Oleh : INDAH "chy". Diberdayakan oleh Blogger.
RSS

BACKPACKER ABSURD TO MAKASSAR

(For translate in English, just send me your email address)



Baru kali ini, gue sekali nge-trip tapi posting dua kali. Hehe. Gue mau lanjut mengisahkan ke-absurd-an di hari ketiga trip gue. Kali ini, tentang Kota Makassar dan perjuangan kami menaklukannya.

Kami tiba di Makassar pukul dua belas siang dalam keadaan sama sekali tidak siap. Bagaimana tidak, sejak awal kami terpaku pada kegiatan bersama mobil sewaan. Dan ternyata kami harus merelakan mobil itu pergi setelah kami tiba di kota Makassar, tepatnya setelah kami menyewa penginapan.

Tanpa petunjuk, tanpa kenalan, dan tanpa persiapan sama sekali, kami nekat menerapkan ilmu “penduduk adalah peta paling akurat”. Itu sih mau nggak mau kami lakukan karena mau browsing pun nggak cukup dalam waktu semalam karena handphone yang bisa dipakai internetan cuma sebuah (punya gue rusak kena air laut dan punya temen gue yang satunya nggak bisa di-charge) meskipun koneksi internet di Bira kenceng banget. Ya, kami cuma sanggup mencari sebatas penginapan murah.
Sesampainya di Makassar, kami langung menuju penginapan karena nggak mungkin bawa backpack kemana – mana. Kami menginap di wisma Bawangkaraeng dengan tarif amat sangat murah yaitu 150ribu rupiah per malam. Lokasinya cukup strategis, dilewati angkot (yang disebut pete – pete) dan ramai. Jadi pulang malam – malam pun menurut kami masih aman. Hanya saja, ya, fasilitasnya ya sekelas backpacker lah. Jangan berharap lebih. Bahkan kami sempat dihebohkan dengan adegan pintu rusak. Haha. Sayangnya gue nggak sempat ambil foto wisma ini. Kelupaan. Cuma dapat foto dari jendela kamar aja.

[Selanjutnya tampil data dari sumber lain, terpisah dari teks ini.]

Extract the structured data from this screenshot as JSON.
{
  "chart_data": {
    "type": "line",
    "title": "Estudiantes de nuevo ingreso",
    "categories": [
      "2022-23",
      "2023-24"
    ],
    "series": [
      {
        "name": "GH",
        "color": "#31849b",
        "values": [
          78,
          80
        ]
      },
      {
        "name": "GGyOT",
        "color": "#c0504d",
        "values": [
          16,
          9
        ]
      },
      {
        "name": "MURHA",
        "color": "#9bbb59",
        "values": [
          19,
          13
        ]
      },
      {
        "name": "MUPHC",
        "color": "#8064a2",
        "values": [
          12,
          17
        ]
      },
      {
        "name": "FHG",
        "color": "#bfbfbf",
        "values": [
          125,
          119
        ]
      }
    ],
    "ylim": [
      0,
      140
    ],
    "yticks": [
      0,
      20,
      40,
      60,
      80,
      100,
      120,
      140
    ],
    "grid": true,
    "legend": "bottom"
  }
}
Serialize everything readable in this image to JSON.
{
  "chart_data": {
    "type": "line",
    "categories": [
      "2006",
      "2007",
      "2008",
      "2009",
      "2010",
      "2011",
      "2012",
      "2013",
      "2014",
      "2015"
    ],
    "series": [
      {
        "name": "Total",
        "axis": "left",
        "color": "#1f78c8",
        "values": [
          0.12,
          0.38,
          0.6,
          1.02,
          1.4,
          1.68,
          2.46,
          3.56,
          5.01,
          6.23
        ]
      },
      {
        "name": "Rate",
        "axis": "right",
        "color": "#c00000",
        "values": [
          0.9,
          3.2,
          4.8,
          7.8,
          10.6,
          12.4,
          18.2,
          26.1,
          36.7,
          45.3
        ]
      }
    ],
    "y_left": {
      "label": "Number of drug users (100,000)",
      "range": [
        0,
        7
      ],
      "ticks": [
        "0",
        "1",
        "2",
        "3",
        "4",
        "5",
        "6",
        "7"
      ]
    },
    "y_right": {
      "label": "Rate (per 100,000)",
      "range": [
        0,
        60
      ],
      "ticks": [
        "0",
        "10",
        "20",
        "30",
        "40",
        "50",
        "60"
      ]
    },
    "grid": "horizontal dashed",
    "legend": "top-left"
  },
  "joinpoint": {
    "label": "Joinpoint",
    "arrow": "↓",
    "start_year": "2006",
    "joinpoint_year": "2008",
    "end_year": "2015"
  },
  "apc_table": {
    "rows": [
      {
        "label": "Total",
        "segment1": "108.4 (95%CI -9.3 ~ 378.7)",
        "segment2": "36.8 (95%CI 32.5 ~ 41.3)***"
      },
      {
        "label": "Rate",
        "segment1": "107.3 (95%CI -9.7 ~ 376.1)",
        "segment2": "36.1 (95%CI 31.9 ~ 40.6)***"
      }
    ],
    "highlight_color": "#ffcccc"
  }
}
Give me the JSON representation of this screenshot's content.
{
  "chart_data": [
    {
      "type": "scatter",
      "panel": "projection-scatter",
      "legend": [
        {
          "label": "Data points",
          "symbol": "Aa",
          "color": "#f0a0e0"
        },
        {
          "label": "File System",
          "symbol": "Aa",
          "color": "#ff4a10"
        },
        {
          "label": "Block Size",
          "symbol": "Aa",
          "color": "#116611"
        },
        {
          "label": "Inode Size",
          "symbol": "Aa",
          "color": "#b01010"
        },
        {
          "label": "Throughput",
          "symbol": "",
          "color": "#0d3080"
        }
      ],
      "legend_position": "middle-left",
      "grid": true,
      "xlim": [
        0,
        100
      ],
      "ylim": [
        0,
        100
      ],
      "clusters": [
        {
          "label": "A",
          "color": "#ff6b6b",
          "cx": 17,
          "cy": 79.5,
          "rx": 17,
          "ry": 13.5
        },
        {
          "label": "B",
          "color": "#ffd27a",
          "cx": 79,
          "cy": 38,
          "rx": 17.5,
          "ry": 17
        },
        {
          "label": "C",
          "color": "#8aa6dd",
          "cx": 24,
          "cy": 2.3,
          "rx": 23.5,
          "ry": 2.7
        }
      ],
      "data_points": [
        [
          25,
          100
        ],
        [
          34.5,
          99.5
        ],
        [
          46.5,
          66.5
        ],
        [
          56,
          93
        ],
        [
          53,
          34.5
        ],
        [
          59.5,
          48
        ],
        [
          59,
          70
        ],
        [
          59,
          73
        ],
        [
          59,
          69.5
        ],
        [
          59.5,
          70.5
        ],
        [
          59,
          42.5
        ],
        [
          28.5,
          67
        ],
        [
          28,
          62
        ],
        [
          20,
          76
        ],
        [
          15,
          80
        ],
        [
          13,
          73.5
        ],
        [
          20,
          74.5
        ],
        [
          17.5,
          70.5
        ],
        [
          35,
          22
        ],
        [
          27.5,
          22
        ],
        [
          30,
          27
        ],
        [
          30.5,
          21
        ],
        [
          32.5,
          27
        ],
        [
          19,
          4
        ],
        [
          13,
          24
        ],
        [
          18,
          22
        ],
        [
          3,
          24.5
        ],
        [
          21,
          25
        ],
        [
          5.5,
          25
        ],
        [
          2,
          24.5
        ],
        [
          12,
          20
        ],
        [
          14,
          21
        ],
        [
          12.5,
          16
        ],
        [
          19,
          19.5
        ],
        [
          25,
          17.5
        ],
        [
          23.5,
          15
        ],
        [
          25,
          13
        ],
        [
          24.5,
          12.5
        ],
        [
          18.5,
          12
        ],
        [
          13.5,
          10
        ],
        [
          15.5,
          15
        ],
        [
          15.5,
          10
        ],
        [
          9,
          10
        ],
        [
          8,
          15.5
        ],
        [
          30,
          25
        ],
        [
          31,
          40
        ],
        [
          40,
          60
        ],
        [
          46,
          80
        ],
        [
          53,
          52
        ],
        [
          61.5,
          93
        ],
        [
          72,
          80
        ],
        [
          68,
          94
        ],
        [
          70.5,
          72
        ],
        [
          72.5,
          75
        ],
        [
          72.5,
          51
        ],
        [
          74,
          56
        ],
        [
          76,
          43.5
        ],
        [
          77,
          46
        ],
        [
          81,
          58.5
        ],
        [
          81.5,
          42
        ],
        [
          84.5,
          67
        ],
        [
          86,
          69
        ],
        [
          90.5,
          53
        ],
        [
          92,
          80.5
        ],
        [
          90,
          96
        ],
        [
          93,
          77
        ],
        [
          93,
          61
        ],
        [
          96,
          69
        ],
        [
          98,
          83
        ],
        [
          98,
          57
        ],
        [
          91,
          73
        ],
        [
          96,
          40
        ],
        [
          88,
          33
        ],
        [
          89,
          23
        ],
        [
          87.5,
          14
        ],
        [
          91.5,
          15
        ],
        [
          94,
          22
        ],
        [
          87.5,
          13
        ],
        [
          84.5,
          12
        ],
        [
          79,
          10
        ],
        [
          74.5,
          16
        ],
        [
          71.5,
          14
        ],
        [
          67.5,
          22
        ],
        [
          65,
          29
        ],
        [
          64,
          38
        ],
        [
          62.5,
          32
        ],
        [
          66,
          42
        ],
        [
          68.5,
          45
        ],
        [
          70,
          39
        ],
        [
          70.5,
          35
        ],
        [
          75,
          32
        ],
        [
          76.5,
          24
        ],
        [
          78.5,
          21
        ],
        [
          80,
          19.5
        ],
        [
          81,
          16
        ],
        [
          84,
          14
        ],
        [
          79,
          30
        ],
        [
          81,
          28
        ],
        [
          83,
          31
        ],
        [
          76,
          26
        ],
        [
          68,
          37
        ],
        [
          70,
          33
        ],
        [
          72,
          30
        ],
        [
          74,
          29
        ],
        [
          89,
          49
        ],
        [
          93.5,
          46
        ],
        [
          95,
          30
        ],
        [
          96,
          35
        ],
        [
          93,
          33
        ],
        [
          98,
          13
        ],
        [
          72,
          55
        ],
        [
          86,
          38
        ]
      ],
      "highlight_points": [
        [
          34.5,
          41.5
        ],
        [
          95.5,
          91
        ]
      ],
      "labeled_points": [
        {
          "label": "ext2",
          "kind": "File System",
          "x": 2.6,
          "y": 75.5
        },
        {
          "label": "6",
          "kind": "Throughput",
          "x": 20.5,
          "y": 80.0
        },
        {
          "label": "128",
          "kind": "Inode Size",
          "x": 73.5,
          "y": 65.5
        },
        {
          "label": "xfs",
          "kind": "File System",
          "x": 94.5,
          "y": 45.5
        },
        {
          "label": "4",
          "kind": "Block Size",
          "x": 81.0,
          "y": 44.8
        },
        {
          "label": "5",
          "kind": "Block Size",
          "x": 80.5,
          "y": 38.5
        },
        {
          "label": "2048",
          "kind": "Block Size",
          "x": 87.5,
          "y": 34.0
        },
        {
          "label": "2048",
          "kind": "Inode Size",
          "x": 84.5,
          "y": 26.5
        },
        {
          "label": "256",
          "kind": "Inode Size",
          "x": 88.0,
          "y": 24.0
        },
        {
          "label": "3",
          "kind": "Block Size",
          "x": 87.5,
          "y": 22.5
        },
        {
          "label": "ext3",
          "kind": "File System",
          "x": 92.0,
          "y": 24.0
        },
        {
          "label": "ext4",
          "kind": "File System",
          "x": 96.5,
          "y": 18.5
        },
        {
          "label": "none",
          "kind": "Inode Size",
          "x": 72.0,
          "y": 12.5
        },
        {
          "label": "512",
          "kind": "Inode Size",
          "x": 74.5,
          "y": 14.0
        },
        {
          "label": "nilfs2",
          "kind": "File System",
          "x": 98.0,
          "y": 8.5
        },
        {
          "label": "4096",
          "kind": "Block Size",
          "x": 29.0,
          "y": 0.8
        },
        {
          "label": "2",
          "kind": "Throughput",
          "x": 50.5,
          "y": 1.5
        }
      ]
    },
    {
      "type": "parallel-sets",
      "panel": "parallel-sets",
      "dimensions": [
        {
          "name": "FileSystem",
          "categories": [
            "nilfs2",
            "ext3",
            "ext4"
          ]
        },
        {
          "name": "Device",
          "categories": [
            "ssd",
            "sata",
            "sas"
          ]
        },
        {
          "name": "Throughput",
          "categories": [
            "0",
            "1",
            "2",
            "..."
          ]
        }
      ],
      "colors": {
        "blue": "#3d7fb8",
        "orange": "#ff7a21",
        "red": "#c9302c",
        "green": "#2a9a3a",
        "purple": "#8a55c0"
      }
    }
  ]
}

Pemandangan dari atap Wisma

Setelah istirahat 15 menit, kami melanjutkan perjalanan yang hampir berantakan. Sisa tenaga kami hanya cukup ke dua destinasi: Rotterdam dan Losari. Bonusnya, kami mau nge-mall di Panakkukang yang katanya mall terbesar di Makassar (karena hidup kami di belantara hutan, mall adalah destinasi yang wajib dikunjungi meskipun nggak beli apa – apa). Cuaca hari itu mendung, sesekali gerimis. Dan di sinilah kami berjuang untuk survive bersama para sopir angkot.

Jujur, kami agak kesulitan menerjemahkan bahasa lokal penduduk. Itulah yang menjadikan kami berkali – kali harus memastikan angkot yang kami naiki benar. Untuk menuju Mall Panakkukang (masyarakat biasa menyebutnya dengan “MP”), dari Wisma Bawangkaraeng harus dua kali naik angkot dengan waktu tempuh sekitar satu jam. Setelah sampai di Panakkukang (ceritanya ini gue menyempatkan diri servis handphone), kami menuju Rotterdam. Rutenya jauh banget. Dari samping Mall Panakkukang kami harus jalan cari angkot, kalau nggak salah kodenya. Lalu kami oper menuju kawasan yang disebut dengan “Cendrawasih” (entah itu nama kampung atau nama jalan). Kira – kira butuh waktu satu jam lebih, kami baru sampai di Rotterdam.



Benteng Rotterdam dan spot yang difoto sejuta umat


Dalamnya benteng Rotterdam


Suasana Rotterdam sedang ramai. Tapi kami agak menyesal karena museum – museum sudah ditutup gara – gara kami terlalu sore (sekitar pukul empat kami baru sampai di sana). Benteng ini masih cukup alami tapi sayangnya ada tangan – tangan manusia yang sengaja merusaknya.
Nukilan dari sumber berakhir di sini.